The Chinese government has already invested billions into its high-speed railway network and is expected to continue investing heavily over the next decade, with the network expected to rapidly expand from over 8,500 km at the end of 2010 to 13,000 km by 2012 and 16,000 km by 2020. The Wenzhou accident comes only after a few short weeks since the official launch of the Beijing-Shanghai high-speed line, and raises significant concerns on the safety of the country's hastily-built high-speed railway. It also raises acute awareness that the country is still laggard on many terms, despite it being on the economic fast track. Economic growth is important, but policy makers need to ensure it does not trump over public safety and other important things.
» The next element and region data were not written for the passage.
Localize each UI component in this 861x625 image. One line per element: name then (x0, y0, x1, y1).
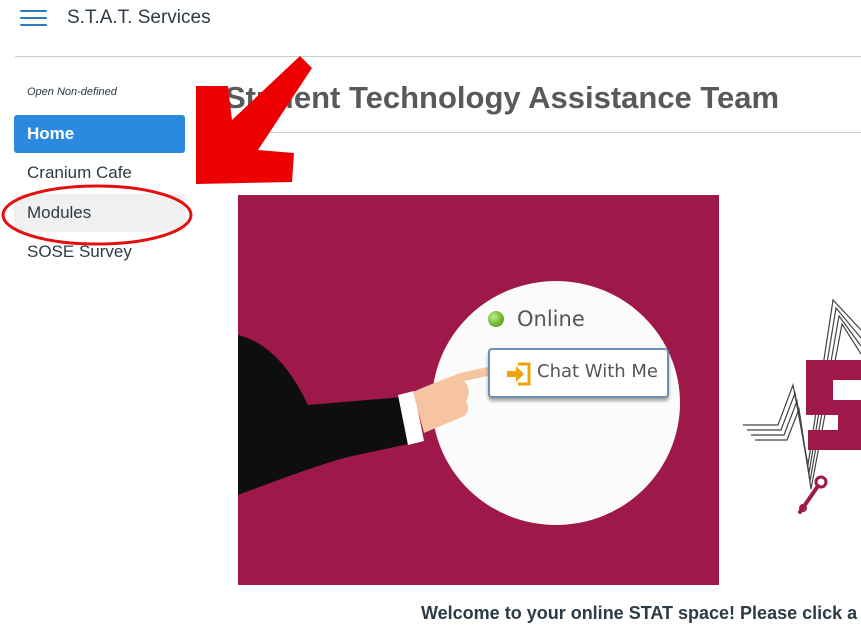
top-bar: S.T.A.T. Services (0, 0, 861, 56)
hamburger-icon[interactable] (19, 7, 49, 29)
header-divider (15, 56, 861, 57)
enter-icon (507, 362, 531, 386)
title-divider (225, 132, 861, 133)
status-label: Online (517, 307, 585, 331)
nav-title: Open Non-defined (27, 86, 117, 98)
breadcrumb-course[interactable]: S.T.A.T. Services (67, 7, 211, 29)
status-dot-icon (488, 311, 504, 327)
stat-logo (743, 298, 861, 514)
page-title: Student Technology Assistance Team (225, 80, 780, 115)
nav-item-modules[interactable]: Modules (14, 194, 185, 232)
chat-button-label: Chat With Me (537, 361, 658, 382)
nav-item-sose-survey[interactable]: SOSE Survey (14, 233, 185, 271)
welcome-text: Welcome to your online STAT space! Pleas… (421, 603, 858, 623)
nav-item-cranium-cafe[interactable]: Cranium Cafe (14, 154, 185, 192)
red-arrow-annotation (196, 56, 312, 184)
chat-with-me-button: Chat With Me (488, 348, 669, 398)
nav-item-home[interactable]: Home (14, 115, 185, 153)
wrench-icon (798, 475, 828, 514)
chat-banner-image: Online Chat With Me (238, 195, 719, 585)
A popular comment has been circulating the Internet, summarizing the sentiments of many citizens: "When a country is corrupt to the point that a single lightening strike can cause a train crash, the passing of a truck can collapse a bridge, and drinking a few bags of milk powder can cause kidney stones, none of us are exempted. China today is a train traveling through a lightening storm. None of us are spectators; all of us are passengers."

Stock Impact

In terms of the impact to China railway-related stocks, such as CSR Corp. (the state-owned enterprise that produced the trains involved in the crash), some analysts have commented that investor sentiment will remain weak for these stocks in the short-term but they see virtually no impact in the long-term. I think the impact is not just simply temporary weak investor sentiment; there is a definite risk for new policies and regulations to be enacted and more stringent requirements for quality controls, which would lower margins and negatively impact the bottom-line. The Wenzhou incident will also hurt Chinese plans of selling high-speed trains to foreign markets and they may never fully regain the confidence they have lost as a result of this incident.